O sistema de saúde nacional assenta numa rede de Centros de Saúde localizada na sede dos distritos e Postos de Saúde, que são extensões dos centros de saúde, onde se desloca periodicamente um médico e onde se encontra um profissional de enfermagem permanentemente. Apesar da sua estrutura cobrir praticamente todo o território nacional, a maioria das unidades do Serviço Nacional de Saúde funciona em condições precárias, por deterioração das instalações, falta de equipamentos e medicamentos e carência de recursos humanos.
O nosso estágio decorreu na região centro, no Centro Policlínico de Água Grande e no Edifício do Programa Materno-Infantil. Durante a formação tivemos oportunidade de acompanhar médicos, enfermeiros e agentes da comunidade na sua prática diária, nomeadamente no Serviço de Urgência, Consulta Programada de Adulto, Consulta Programada de Saúde Infantil, Saúde Materna, Planeamento Familiar e ainda nas Visitas de Campo, ações de proximidade com o objetivo de sensibilizar e rastrear a população para as principais doenças infetocontagiosas. Estas atividades integram os Programas Nacionais que existem nesse âmbito e que visam o combate a tuberculose, paludismo, VIH e promoção da vacinação.

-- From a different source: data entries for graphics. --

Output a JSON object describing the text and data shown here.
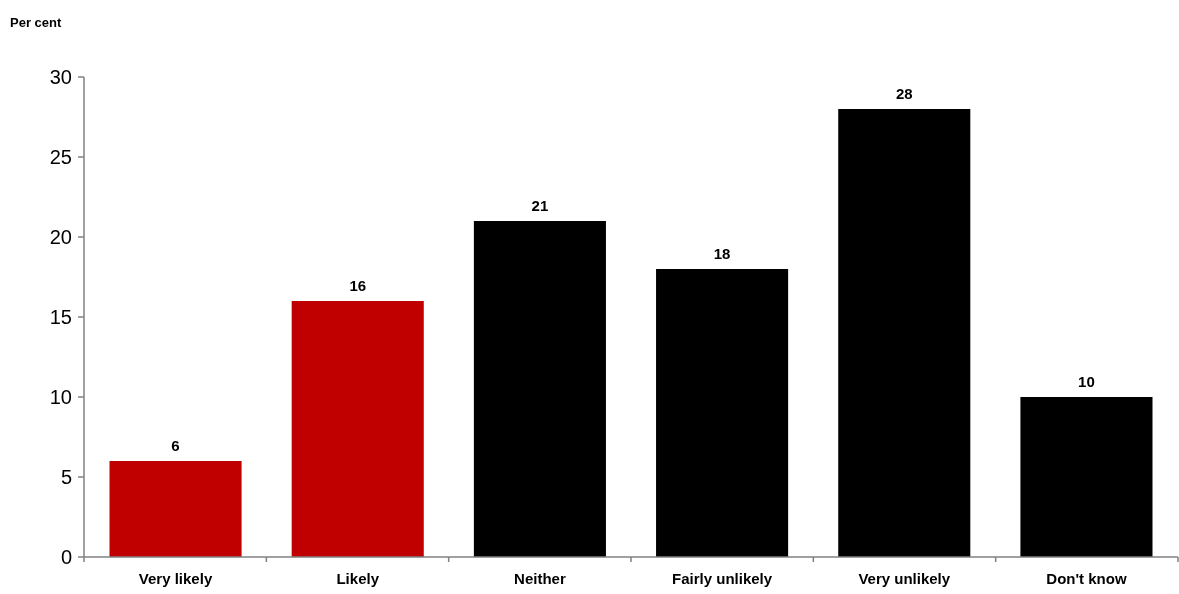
{
  "chart_data": {
    "type": "bar",
    "ylabel": "Per cent",
    "categories": [
      "Very likely",
      "Likely",
      "Neither",
      "Fairly unlikely",
      "Very unlikely",
      "Don't know"
    ],
    "values": [
      6,
      16,
      21,
      18,
      28,
      10
    ],
    "colors": [
      "#c00000",
      "#c00000",
      "#000000",
      "#000000",
      "#000000",
      "#000000"
    ],
    "ylim": [
      0,
      30
    ],
    "yticks": [
      0,
      5,
      10,
      15,
      20,
      25,
      30
    ],
    "grid": false,
    "data_labels": true
  }
}
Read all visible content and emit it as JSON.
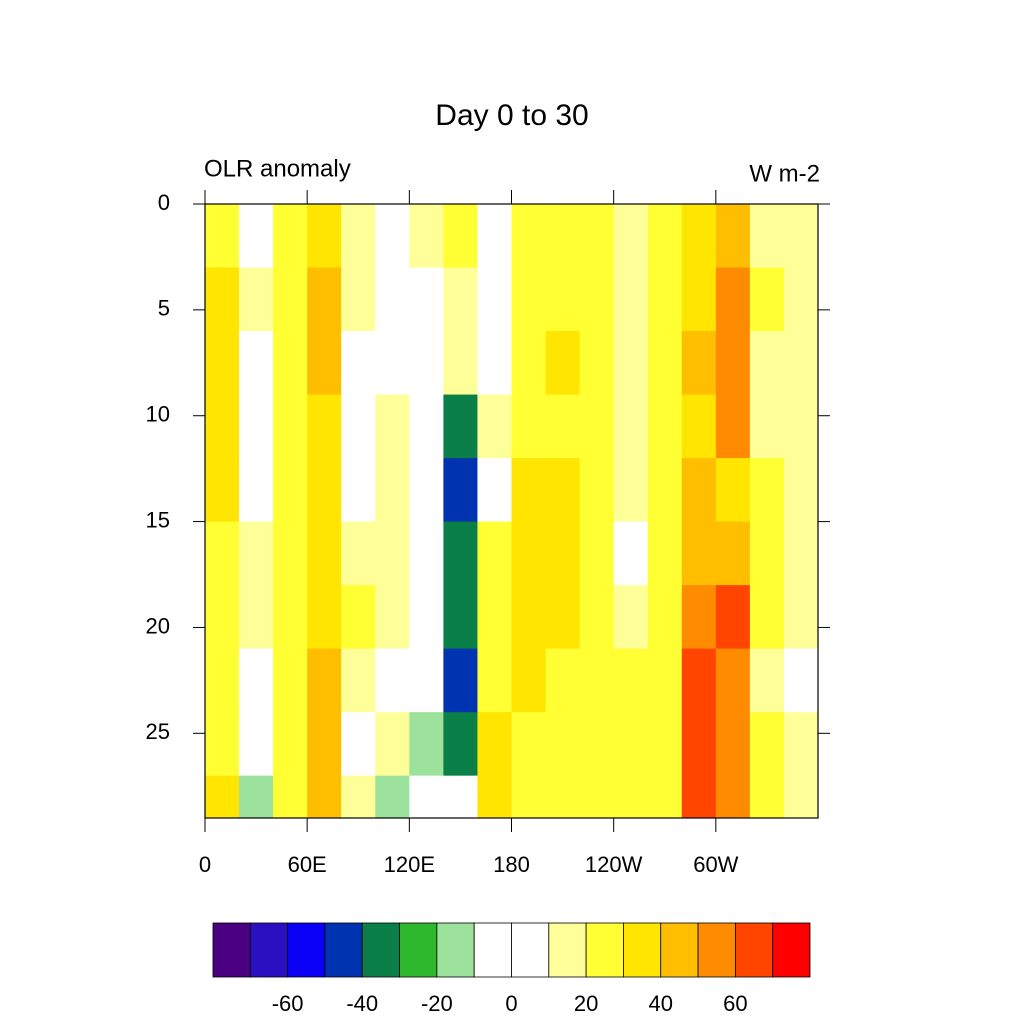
{
  "chart_data": {
    "type": "contour",
    "title": "Day 0 to 30",
    "subtitle_left": "OLR anomaly",
    "subtitle_right": "W m-2",
    "xlim": [
      0,
      360
    ],
    "ylim": [
      0,
      29
    ],
    "y_reversed": true,
    "xticks": [
      0,
      {
        "value": 60,
        "label": "60E"
      },
      {
        "value": 120,
        "label": "120E"
      },
      180,
      {
        "value": 240,
        "label": "120W"
      },
      {
        "value": 300,
        "label": "60W"
      }
    ],
    "yticks": [
      0,
      5,
      10,
      15,
      20,
      25
    ],
    "x": [
      10,
      30,
      50,
      70,
      90,
      110,
      130,
      150,
      170,
      190,
      210,
      230,
      250,
      270,
      290,
      310,
      330,
      350
    ],
    "y": [
      1.5,
      4.5,
      7.5,
      10.5,
      13.5,
      16.5,
      19.5,
      22.5,
      25.5,
      28.5
    ],
    "z": [
      [
        25,
        5,
        20,
        35,
        15,
        5,
        10,
        20,
        -5,
        20,
        25,
        25,
        15,
        20,
        30,
        45,
        15,
        15
      ],
      [
        35,
        10,
        25,
        45,
        10,
        5,
        5,
        15,
        0,
        20,
        25,
        20,
        15,
        20,
        35,
        50,
        20,
        15
      ],
      [
        30,
        5,
        25,
        40,
        5,
        5,
        -10,
        10,
        -5,
        25,
        30,
        25,
        15,
        25,
        40,
        55,
        15,
        15
      ],
      [
        35,
        0,
        25,
        35,
        -5,
        10,
        -10,
        -40,
        10,
        25,
        25,
        20,
        10,
        25,
        35,
        50,
        15,
        10
      ],
      [
        30,
        -10,
        20,
        30,
        -5,
        15,
        0,
        -50,
        -5,
        30,
        35,
        20,
        10,
        25,
        40,
        35,
        20,
        15
      ],
      [
        25,
        10,
        25,
        30,
        15,
        10,
        -5,
        -40,
        25,
        35,
        35,
        20,
        5,
        25,
        45,
        45,
        20,
        15
      ],
      [
        25,
        15,
        25,
        30,
        20,
        10,
        -10,
        -40,
        25,
        30,
        30,
        20,
        10,
        25,
        50,
        60,
        20,
        10
      ],
      [
        20,
        5,
        20,
        40,
        10,
        5,
        -10,
        -45,
        25,
        30,
        25,
        20,
        20,
        25,
        65,
        55,
        15,
        -5
      ],
      [
        25,
        0,
        25,
        45,
        0,
        15,
        -15,
        -35,
        30,
        25,
        25,
        20,
        20,
        25,
        60,
        50,
        20,
        15
      ],
      [
        35,
        -15,
        20,
        45,
        10,
        -20,
        -10,
        -10,
        30,
        20,
        25,
        20,
        20,
        25,
        65,
        50,
        25,
        15
      ]
    ],
    "levels": [
      -70,
      -60,
      -50,
      -40,
      -30,
      -20,
      -10,
      0,
      10,
      20,
      30,
      40,
      50,
      60,
      70
    ],
    "colors": [
      "#4b0082",
      "#2a10c0",
      "#0a00f5",
      "#0033b0",
      "#0a8048",
      "#2db82d",
      "#9ce29c",
      "#ffffff",
      "#ffffff",
      "#ffff99",
      "#ffff33",
      "#ffe500",
      "#ffbf00",
      "#ff8c00",
      "#ff4500",
      "#ff0000"
    ],
    "colorbar_ticks": [
      -60,
      -40,
      -20,
      0,
      20,
      40,
      60
    ]
  }
}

Há vários aspetos que impactam de forma importante a prática de cuidados de saúde primários e que são marcadamente diferentes da nossa realidade. A começar pela orientação para a queixa que motiva a vinda à consulta e pouco para a prevenção, seguimento e vigilância de doenças crónicas. As consultas são de iniciativa do utente, no próprio dia ou agendadas com uma antecedência que não vai além de uma semana, o que leva a que na sua maioria se aborde sintomatologia aguda ou patologia crónica descompensada. O sistema de registo de dados clínicos informatizado está paulatinamente a ser implementado, mas para já predominam os processos clínicos individuais em papel, pouco sistematizados, incompletos e por vezes difíceis de encontrar a tempo da consulta. Não há também um sistema de prescrição de exames complementares de diagnóstico ou de prescrição de medicamentos, com todos os constrangimentos que isso acarreta.
O contexto socioeconómico do país obviamente que se faz sentir no acesso à saúde, a vários níveis. Desde a dificuldade em se dirigir aos postos de saúde por ausência de meios de transporte próprios, de rede de transportes públicos e carência económica. À carência de exames complementares de diagnóstico no país, mesmo em prestadores privados e ainda a frequente rutura de stock de medicamentos, à sua inacessibilidade pelo custo e ausência de apoios estatais na sua aquisição, através da comparticipação parcial ou total, como acontece em Portugal. Por isso mesmo, o recurso a plantas é uma prática corrente e integra habitualmente o plano terapêutico. Pode não ter lugar nas recomendações mais atuais, mas vai ao encontro das necessidades e crenças do doente, e essa é uma lição muito prática que trazemos de São Tomé.
Há uma notória preocupação com a vigilância das populações vulneráveis, grávidas e crianças. O país conta com um programa de vacinação e um programa de vigilância de saúde materna e saúde infantil, com consultas programadas regulares e registo em boletim próprio, semelhante ao que usamos no nosso país. Uma importante parte desta atividade assistencial é praticada pelos profissionais de enfermagem, sendo os doentes orientados para um médico na presença de alterações. Na área do Planeamento Familiar existem já diversos métodos contracetivos disponíveis gratuitamente, sendo administrados ou aplicados pela equipa de enfermagem, e o seu uso monitorizado através de um boletim dedicado.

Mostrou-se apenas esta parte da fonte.